The IMDB states that the movie made its television premiere on CBS in 1988- but that was the Rebel version, according to the episode guide of the CBS Late Movie. However, the original film had already played at least twice on television- I saw it.
Circa 1986-7, whenever the fabled Late Great Movies on City TV had an obscure film from the 1970s among its schedule of all-night movies, yours truly would set out to watch it, especially if it was not listed in Leonard Maltin's annual video guide (No Place To Hide has since been added). Until I saw it, I had no idea that this film was really the Rebel video which I saw on a shelf in one of the rental shops downtown, but didn't know until years later, that it was a re-cut.
Also from the IMDB:
The same film under the title "Rebel" is an entirely different version of the film. Director Schnitzler re-edited the film after it was not successful with the die-hard flower-power crowd. The "Rebel" version was prepared in the early 1980's and is the only version currently known to exist.
Rebel runs 80 minutes, but I seem to recall No Place To Hide running about 90 (yes, I kept track of such geeky things in those days). Although some old footage was cut to make Stallone look like the star, with the addition of the "new" shots, perhaps half an hour of the original movie is lost in the re-cut.
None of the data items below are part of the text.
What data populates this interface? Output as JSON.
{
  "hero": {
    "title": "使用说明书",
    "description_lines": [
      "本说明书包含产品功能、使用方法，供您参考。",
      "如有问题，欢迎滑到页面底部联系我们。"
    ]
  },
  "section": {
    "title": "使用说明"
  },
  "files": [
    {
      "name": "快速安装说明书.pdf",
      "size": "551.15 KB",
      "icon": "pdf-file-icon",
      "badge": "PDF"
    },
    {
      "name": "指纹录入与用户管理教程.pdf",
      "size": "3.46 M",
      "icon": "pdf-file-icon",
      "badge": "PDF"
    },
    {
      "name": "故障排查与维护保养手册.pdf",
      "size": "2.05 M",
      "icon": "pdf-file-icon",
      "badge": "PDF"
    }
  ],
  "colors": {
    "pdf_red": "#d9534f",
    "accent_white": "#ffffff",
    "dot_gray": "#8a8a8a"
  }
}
The dreary pacing somehow compliments the overall feeling of restlessness felt among the radicals in their sordid environments. Once the bombing plot is acted upon, and it is revealed that there is an informant in the group, the oblique framing and slow-motion blurs actually add to the paranoia. Even though the original movie is stifling with its clumsy and patchy editing, its low-key approach however leaves a impression. This mood is erased in the Rebel cut, where the soundtrack during the bombing sequence is replaced by some stupid, generic "wacka-chaka" 70s cop show funk (which I would normally love, but not here). Further, the conclusion with the haunting images of hippies at the commune standing over a pillar of smoke rising from a dead body were made even more chilling with the reverberations of the song "Thief in the Night", by Mike Corbett and Jay Hirsh. This, plus the opening song, "I'll Find My Way", by the New York-based folk ensemble Trilogy, were replaced by more generic sounds.